Prix d’Amérique 1978
L’homme se fait vite un nom. « C’était un metteur au point hors normes. Un entraîneur de très haut niveau. Il a toujours été à la pointe du modernisme. Son parcours est phénoménal. »
Avec pour apothéose le Prix d’Amérique en 1978. Cette année-là , Pierre-Désiré Allaire s’impose comme entraîneur, avec Fakir du Vivier, et comme driver, avec Grandpré.
Mais 1978 est aussi synonyme de déchéance : impliqué dans une affaire de courses truquées, il est interdit d’hippodrome pendant 18 ans.
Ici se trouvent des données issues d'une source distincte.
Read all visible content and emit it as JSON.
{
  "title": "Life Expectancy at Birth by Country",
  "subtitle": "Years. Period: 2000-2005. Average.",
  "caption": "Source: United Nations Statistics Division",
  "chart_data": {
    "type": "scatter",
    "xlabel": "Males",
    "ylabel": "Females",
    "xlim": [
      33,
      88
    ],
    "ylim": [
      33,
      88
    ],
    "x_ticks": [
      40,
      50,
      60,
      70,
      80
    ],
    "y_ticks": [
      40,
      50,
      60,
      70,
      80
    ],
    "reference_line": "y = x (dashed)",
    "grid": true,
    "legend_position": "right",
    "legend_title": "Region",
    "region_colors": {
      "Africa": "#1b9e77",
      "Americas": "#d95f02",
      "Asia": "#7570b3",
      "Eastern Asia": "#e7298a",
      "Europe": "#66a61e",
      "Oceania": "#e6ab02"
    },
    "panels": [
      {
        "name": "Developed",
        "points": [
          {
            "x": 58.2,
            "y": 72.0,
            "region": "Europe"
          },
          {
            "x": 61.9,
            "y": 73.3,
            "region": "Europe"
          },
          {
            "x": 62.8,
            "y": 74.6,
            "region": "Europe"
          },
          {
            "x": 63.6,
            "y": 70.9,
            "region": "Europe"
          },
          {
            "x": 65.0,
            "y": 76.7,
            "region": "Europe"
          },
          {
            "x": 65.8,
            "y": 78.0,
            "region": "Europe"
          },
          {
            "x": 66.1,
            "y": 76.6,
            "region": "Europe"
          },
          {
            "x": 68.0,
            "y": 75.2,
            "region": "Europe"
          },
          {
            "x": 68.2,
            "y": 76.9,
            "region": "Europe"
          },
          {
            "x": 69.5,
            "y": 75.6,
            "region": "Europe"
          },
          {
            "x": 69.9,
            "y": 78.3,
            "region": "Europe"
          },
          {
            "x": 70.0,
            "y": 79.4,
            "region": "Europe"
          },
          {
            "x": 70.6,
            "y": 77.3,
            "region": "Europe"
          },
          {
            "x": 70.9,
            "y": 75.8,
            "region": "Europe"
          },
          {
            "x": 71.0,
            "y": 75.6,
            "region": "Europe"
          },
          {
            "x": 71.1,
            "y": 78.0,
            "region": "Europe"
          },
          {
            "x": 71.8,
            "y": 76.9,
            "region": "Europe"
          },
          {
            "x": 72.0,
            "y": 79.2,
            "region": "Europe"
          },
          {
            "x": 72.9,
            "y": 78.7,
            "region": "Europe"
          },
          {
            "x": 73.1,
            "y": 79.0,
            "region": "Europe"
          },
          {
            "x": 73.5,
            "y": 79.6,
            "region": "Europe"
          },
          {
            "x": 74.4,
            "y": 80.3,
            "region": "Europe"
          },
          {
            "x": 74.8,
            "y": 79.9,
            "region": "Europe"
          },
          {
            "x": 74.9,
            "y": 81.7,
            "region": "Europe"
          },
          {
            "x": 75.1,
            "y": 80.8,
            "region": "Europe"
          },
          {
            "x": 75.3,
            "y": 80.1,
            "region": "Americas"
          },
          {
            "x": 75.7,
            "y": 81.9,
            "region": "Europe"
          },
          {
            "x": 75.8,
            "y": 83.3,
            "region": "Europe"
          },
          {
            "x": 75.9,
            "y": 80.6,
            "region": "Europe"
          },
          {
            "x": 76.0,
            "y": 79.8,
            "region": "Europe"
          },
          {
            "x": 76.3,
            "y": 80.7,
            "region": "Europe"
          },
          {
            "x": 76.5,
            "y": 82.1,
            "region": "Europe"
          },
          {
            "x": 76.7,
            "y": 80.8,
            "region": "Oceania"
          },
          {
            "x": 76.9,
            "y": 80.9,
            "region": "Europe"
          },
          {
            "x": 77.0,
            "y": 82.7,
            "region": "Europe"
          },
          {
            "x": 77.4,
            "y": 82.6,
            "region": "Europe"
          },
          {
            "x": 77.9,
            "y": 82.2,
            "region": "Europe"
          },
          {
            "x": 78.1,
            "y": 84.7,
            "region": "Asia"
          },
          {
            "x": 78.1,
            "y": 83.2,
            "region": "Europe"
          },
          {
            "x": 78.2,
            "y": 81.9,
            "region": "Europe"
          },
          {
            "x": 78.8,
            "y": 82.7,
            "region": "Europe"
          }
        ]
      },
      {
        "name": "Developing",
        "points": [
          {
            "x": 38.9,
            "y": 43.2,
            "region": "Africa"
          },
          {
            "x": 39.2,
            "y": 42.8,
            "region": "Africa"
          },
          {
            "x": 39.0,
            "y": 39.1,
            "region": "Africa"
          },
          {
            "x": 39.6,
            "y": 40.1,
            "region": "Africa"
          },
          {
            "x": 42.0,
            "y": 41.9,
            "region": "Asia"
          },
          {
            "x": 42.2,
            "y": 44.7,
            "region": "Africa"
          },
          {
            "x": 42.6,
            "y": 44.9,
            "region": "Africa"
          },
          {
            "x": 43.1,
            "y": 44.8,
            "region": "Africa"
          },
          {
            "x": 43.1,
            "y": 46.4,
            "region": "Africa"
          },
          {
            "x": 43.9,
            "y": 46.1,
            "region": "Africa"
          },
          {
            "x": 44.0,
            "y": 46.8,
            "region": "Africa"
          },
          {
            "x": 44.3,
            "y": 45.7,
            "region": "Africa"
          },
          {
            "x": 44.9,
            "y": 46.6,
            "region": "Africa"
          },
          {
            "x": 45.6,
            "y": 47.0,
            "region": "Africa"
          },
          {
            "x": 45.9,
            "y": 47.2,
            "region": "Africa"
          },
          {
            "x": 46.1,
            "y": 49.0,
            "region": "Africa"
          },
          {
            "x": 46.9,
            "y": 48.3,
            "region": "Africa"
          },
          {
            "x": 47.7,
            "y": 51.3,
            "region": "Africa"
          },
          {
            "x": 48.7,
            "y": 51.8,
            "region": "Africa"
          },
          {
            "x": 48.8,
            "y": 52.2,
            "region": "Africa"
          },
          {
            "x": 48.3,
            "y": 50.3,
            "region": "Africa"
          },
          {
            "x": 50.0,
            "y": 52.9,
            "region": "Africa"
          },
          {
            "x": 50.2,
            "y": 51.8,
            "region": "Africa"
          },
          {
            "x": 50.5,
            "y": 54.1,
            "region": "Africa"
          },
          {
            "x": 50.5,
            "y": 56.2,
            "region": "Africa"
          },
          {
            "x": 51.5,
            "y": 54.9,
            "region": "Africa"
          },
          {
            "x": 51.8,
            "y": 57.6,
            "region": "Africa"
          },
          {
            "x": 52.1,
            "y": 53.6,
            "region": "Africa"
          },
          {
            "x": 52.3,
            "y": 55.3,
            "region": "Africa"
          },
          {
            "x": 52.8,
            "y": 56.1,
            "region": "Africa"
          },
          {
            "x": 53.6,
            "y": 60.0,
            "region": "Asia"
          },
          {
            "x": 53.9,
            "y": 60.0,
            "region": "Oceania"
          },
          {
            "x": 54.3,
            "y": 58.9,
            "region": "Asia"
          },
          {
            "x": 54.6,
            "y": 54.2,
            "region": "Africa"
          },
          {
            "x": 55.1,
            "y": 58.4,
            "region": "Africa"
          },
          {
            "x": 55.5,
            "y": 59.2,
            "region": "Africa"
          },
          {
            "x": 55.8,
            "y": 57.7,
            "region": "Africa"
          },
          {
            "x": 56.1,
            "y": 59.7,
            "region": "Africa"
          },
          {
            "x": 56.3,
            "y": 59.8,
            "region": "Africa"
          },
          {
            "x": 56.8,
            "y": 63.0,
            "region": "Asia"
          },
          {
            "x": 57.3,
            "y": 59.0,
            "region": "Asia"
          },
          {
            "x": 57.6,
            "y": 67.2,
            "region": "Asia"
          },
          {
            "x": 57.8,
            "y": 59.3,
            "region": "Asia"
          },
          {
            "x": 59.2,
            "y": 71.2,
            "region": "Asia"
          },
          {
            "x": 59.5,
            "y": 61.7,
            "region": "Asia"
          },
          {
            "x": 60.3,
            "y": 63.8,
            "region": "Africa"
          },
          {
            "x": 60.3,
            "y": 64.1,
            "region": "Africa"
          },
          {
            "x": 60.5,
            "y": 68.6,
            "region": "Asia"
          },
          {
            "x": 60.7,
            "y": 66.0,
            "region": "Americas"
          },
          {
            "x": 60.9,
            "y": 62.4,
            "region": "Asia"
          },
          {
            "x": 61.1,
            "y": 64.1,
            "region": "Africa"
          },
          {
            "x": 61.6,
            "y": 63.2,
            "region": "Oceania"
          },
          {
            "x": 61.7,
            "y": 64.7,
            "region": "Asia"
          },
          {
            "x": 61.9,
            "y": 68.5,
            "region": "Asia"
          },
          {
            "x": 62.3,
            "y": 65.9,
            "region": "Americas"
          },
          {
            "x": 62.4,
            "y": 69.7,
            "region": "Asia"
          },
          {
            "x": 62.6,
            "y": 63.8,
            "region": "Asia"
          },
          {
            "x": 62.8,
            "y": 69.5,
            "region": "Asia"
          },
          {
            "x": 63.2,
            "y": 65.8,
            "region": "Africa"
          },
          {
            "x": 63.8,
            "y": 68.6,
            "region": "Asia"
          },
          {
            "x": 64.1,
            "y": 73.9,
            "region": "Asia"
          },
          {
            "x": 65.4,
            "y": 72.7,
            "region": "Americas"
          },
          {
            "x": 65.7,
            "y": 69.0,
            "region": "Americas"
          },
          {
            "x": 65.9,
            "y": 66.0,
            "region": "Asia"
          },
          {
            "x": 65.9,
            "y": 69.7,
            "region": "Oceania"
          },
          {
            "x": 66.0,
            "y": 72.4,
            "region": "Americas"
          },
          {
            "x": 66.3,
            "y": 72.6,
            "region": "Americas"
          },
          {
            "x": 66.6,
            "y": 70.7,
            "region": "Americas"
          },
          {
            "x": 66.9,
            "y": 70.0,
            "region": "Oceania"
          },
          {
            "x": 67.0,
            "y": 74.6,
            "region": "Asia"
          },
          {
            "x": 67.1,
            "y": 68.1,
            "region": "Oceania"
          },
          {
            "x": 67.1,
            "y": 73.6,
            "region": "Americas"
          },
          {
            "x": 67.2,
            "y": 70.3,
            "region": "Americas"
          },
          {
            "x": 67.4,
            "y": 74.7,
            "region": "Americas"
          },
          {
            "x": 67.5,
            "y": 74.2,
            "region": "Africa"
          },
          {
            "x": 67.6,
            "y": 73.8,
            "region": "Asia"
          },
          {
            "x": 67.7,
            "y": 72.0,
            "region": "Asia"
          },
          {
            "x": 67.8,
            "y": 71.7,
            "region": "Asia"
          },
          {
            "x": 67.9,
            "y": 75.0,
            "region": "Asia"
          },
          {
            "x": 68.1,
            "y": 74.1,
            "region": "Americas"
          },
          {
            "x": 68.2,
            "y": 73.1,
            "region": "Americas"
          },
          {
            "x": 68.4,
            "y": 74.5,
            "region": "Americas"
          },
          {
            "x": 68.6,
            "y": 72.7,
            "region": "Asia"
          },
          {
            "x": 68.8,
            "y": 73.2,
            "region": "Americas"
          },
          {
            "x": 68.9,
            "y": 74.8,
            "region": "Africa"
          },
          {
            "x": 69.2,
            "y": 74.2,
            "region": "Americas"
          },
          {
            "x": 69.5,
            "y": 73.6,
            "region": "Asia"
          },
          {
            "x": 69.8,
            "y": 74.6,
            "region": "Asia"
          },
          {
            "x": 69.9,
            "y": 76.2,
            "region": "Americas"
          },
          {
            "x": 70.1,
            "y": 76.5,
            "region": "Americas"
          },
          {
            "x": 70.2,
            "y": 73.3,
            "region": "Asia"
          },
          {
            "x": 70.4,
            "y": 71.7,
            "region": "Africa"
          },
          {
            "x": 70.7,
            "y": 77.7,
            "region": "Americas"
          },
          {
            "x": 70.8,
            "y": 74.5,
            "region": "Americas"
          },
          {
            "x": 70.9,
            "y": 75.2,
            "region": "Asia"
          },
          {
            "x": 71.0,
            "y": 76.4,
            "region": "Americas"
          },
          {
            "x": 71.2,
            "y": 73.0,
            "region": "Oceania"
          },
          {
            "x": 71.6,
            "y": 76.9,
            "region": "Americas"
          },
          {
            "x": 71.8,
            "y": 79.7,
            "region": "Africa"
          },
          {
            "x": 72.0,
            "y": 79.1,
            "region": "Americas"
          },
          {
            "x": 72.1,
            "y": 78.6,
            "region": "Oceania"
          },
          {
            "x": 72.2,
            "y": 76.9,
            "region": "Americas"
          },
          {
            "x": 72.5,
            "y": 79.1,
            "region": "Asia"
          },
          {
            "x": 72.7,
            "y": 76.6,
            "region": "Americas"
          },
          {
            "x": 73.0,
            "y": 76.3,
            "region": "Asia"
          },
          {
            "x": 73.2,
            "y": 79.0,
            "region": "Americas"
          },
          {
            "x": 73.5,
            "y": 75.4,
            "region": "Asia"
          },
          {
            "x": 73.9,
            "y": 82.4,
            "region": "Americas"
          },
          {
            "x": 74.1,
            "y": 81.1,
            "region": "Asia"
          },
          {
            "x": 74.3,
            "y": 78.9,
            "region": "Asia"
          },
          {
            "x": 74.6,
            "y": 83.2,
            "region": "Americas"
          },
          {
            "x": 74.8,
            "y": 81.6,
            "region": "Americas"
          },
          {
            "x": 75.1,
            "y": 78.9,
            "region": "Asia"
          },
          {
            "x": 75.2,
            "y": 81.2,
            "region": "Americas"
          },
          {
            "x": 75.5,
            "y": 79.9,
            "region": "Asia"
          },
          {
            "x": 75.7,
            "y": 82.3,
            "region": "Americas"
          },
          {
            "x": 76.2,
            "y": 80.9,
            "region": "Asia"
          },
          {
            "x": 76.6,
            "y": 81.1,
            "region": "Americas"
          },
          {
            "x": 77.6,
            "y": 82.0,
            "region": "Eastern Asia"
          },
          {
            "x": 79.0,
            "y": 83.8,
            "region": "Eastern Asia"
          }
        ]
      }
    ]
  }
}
Pendant toutes ces années, l’entraîneur regarde les compétitions derrière les grilles dans le dernier tournant de Vincennes.
Des célébrités sur les champs de courses
« Il avait l’art d’avoir des clients qui étaient hors des courses », raconte Jacques Frappat : Alain Delon, Mireille Darc, Michel Sardou… « Il a été pour la discipline un moteur important », poursuit le président de la fédération.
Son fils, Philippe, est lui-même devenu un des meilleurs entraîneurs français. On ne présente plus son protégé Ready Cash, trois fois prix d’Amérique et étalon du siècle. « Philippe Allaire porte très haut le drapeau français dans le monde entier. »
Pierre-Désiré a passé les dernières années de sa vie en région parisienne. Mais quand il était en activité, c’est dans l’Orne qu’il œuvrait, à Goulet, près d’Argentan.